Also check out Jake’s awesome, free book: Python Data Science Handbook
Jake Vanderplas has a great video series about reproducible analysis in Jupyter Notebooks. His overall recommendation for using Jupyter:
This is (I think) the minimum set of requirements for a real-time linter ensuring that "Restart and Run All" will work correctly.— Jake VanderPlas (@jakevdp) November 27, 2017
Before closing out of an analysis session, make sure you can run your notebook from a clean state.
Video Timelines and Notes
- Retrieve data from code; reproducible analysis starts with acquiring the data.

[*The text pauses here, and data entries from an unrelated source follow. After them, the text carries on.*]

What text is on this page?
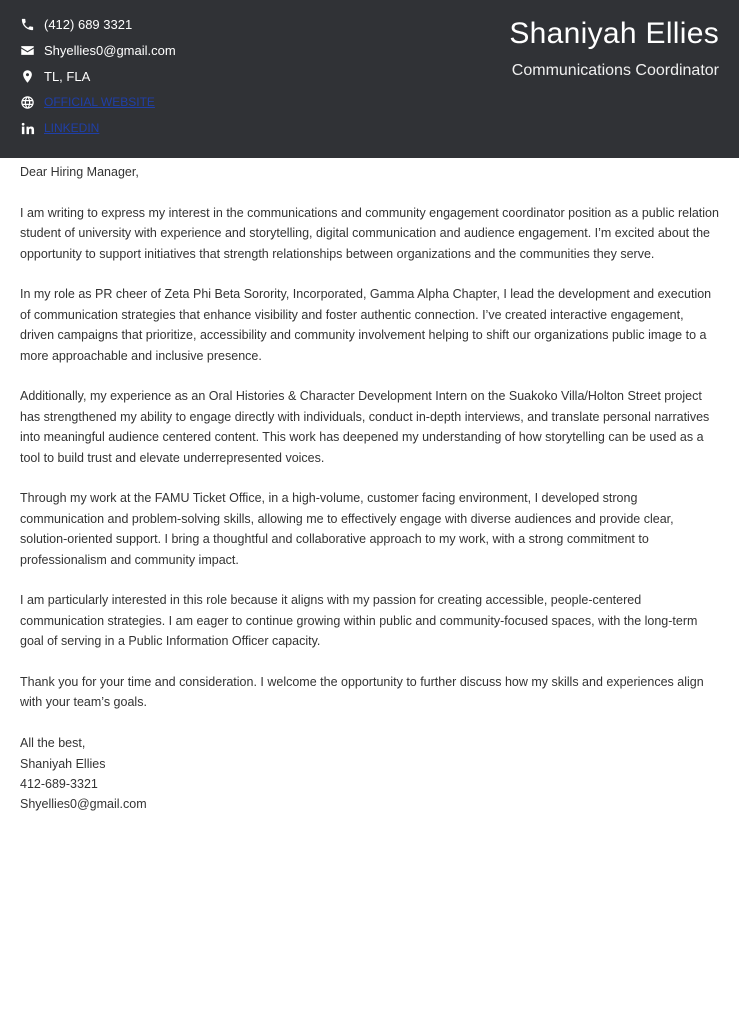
(412) 689 3321
Shyellies0@gmail.com
TL, FLA
OFFICIAL WEBSITE
LINKEDIN
Shaniyah Ellies
Communications Coordinator

Dear Hiring Manager,

I am writing to express my interest in the communications and community engagement coordinator position as a public relation student of university with experience and storytelling, digital communication and audience engagement. I’m excited about the opportunity to support initiatives that strength relationships between organizations and the communities they serve.

In my role as PR cheer of Zeta Phi Beta Sorority, Incorporated, Gamma Alpha Chapter, I lead the development and execution of communication strategies that enhance visibility and foster authentic connection. I’ve created interactive engagement, driven campaigns that prioritize, accessibility and community involvement helping to shift our organizations public image to a more approachable and inclusive presence.

Additionally, my experience as an Oral Histories & Character Development Intern on the Suakoko Villa/Holton Street project has strengthened my ability to engage directly with individuals, conduct in-depth interviews, and translate personal narratives into meaningful audience centered content. This work has deepened my understanding of how storytelling can be used as a tool to build trust and elevate underrepresented voices.

Through my work at the FAMU Ticket Office, in a high-volume, customer facing environment, I developed strong communication and problem-solving skills, allowing me to effectively engage with diverse audiences and provide clear, solution-oriented support. I bring a thoughtful and collaborative approach to my work, with a strong commitment to professionalism and community impact.

I am particularly interested in this role because it aligns with my passion for creating accessible, people-centered communication strategies. I am eager to continue growing within public and community-focused spaces, with the long-term goal of serving in a Public Information Officer capacity.

Thank you for your time and consideration. I welcome the opportunity to further discuss how my skills and experiences align with your team’s goals.

All the best,
Shaniyah Ellies
412-689-3321
Shyellies0@gmail.com
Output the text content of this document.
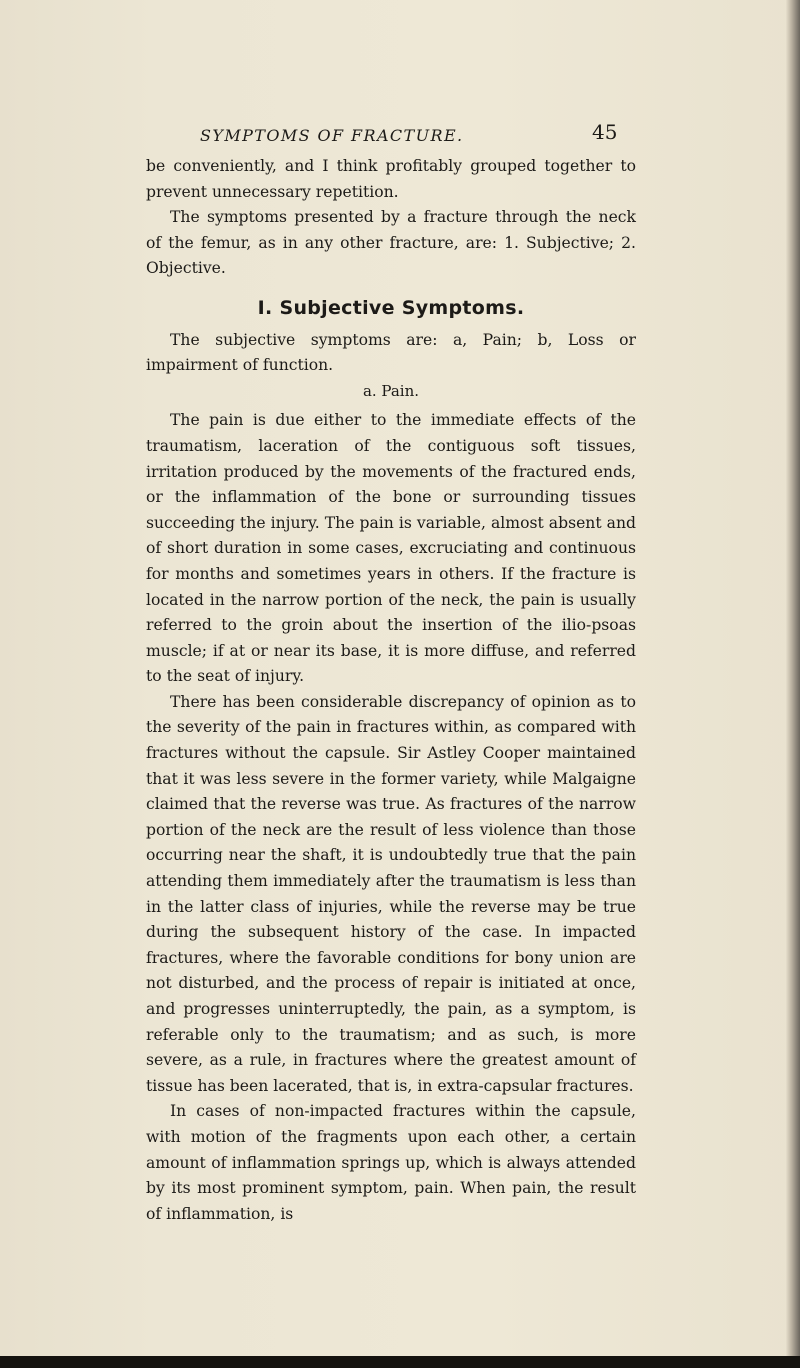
SYMPTOMS OF FRACTURE.	45

be conveniently, and I think profitably grouped together to prevent unnecessary repetition.

The symptoms presented by a fracture through the neck of the femur, as in any other fracture, are: 1. Subjective; 2. Objective.

I. Subjective Symptoms.

The subjective symptoms are: a, Pain; b, Loss or impairment of function.

a. Pain.

The pain is due either to the immediate effects of the traumatism, laceration of the contiguous soft tissues, irritation produced by the movements of the fractured ends, or the inflammation of the bone or surrounding tissues succeeding the injury. The pain is variable, almost absent and of short duration in some cases, excruciating and continuous for months and sometimes years in others. If the fracture is located in the narrow portion of the neck, the pain is usually referred to the groin about the insertion of the ilio-psoas muscle; if at or near its base, it is more diffuse, and referred to the seat of injury.

There has been considerable discrepancy of opinion as to the severity of the pain in fractures within, as compared with fractures without the capsule. Sir Astley Cooper maintained that it was less severe in the former variety, while Malgaigne claimed that the reverse was true. As fractures of the narrow portion of the neck are the result of less violence than those occurring near the shaft, it is undoubtedly true that the pain attending them immediately after the traumatism is less than in the latter class of injuries, while the reverse may be true during the subsequent history of the case. In impacted fractures, where the favorable conditions for bony union are not disturbed, and the process of repair is initiated at once, and progresses uninterruptedly, the pain, as a symptom, is referable only to the traumatism; and as such, is more severe, as a rule, in fractures where the greatest amount of tissue has been lacerated, that is, in extra-capsular fractures.

In cases of non-impacted fractures within the capsule, with motion of the fragments upon each other, a certain amount of inflammation springs up, which is always attended by its most prominent symptom, pain. When pain, the result of inflammation, is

- Use pandas to load data.
- Familiar libraries are often imported with nicknames common in the community
import pandas as pd
- explore your data by graphing it from different angels
- matplotlib has built-in styles to prettify plots, including seaborn
- aggregate and groupby, data with pandas data wrangling
- pivot tables are very easy to run and output
- Jupyter is great because we can explore data by jumping around in different code blocks (nonlinearity)
- before saving, linearize your notebook. “Restart & Run All” is your friend
- don’t check your data into version control (it should be acquired in code, if possible)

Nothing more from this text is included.